Il est clair que la politique américaine est de faire en sorte que la guerre en Irak soit avant tout la paix en Irak. C’est une bonne décision. Nous avons vu ce qui s’est passé lorsque les États-Unis ont soutenu les forces sunnites en 2007 sans s’occuper des partis chiites de Bagdad. Ayant appris que les puissances étrangères ne peuvent créer d’accords politiques à long terme, les États-Unis souhaitent désormais, à juste titre, que ce soient les forces locales (Erbil et Bagdad, Yézidis, sunnites, Kurdes) qui prennent l’initiative de chercher un accord.

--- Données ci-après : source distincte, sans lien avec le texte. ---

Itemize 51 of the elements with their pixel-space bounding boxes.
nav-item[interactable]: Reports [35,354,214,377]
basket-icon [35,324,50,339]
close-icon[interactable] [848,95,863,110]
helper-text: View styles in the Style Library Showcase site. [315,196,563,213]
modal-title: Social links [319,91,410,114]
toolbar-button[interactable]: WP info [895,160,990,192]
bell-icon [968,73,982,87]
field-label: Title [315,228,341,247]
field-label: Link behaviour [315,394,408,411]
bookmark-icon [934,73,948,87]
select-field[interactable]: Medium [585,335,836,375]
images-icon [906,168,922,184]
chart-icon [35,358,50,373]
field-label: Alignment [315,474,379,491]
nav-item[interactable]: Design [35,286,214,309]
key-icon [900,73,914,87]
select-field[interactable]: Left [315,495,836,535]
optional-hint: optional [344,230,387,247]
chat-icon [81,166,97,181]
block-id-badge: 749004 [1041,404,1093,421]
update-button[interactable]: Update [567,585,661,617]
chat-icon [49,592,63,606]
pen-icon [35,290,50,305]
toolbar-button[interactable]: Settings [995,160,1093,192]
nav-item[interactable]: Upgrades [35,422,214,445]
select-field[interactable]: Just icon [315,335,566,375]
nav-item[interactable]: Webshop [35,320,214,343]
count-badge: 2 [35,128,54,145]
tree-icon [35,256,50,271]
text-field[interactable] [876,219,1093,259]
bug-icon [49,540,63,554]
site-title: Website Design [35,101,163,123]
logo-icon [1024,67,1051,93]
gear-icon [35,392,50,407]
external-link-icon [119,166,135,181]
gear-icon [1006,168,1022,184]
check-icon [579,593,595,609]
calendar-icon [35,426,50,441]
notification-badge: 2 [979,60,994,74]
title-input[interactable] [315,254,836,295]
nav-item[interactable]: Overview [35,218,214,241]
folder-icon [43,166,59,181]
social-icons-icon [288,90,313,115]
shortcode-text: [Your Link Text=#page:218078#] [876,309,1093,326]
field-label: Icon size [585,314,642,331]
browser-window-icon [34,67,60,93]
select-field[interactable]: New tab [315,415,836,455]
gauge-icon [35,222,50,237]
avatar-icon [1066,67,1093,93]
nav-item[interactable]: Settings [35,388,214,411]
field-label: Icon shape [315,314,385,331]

Il y a beaucoup de bonnes volontés. Dans nombre de territoires repris aux mains de l’État islamique, des acteurs locaux sont prêts à se retrousser les manches et à prendre des risques en cherchant des accords avec leurs ennemis (et leurs amis) d’hier afin de repeupler la région, reconstruire et réconcilier les populations. Talib Muhammed, à la tête de la localité sunnite de Sulaiman Beg à Tuz Khormatu, a rencontré plusieurs fois les leaders chiites de Bagdad, ainsi que les Kurdes de Sulaimani. Hayder Shesho, le chef des forces de protection de Yazidkhan, est en pourparlers aussi bien avec les Kurdes qu’avec Bagdad. À Rabiaa (qui n’était pas un territoire disputé avant l’arrivée de l’État islamique) le cheik Abdullah al-Yawar, de la tribu sunnite des Shammar, a conclu des accords avec les Kurdes, qui ont libéré la zone. D’autres cheiks shammar s’adressent au gouvernement de Bagdad. À Jalawla, le cheik Yacoub Lheibi, un arabe sunnite membre de l’UPK a été à la tête des efforts pour faire revenir les arabes sunnites à Jalawla sous la bannière d’Erbil.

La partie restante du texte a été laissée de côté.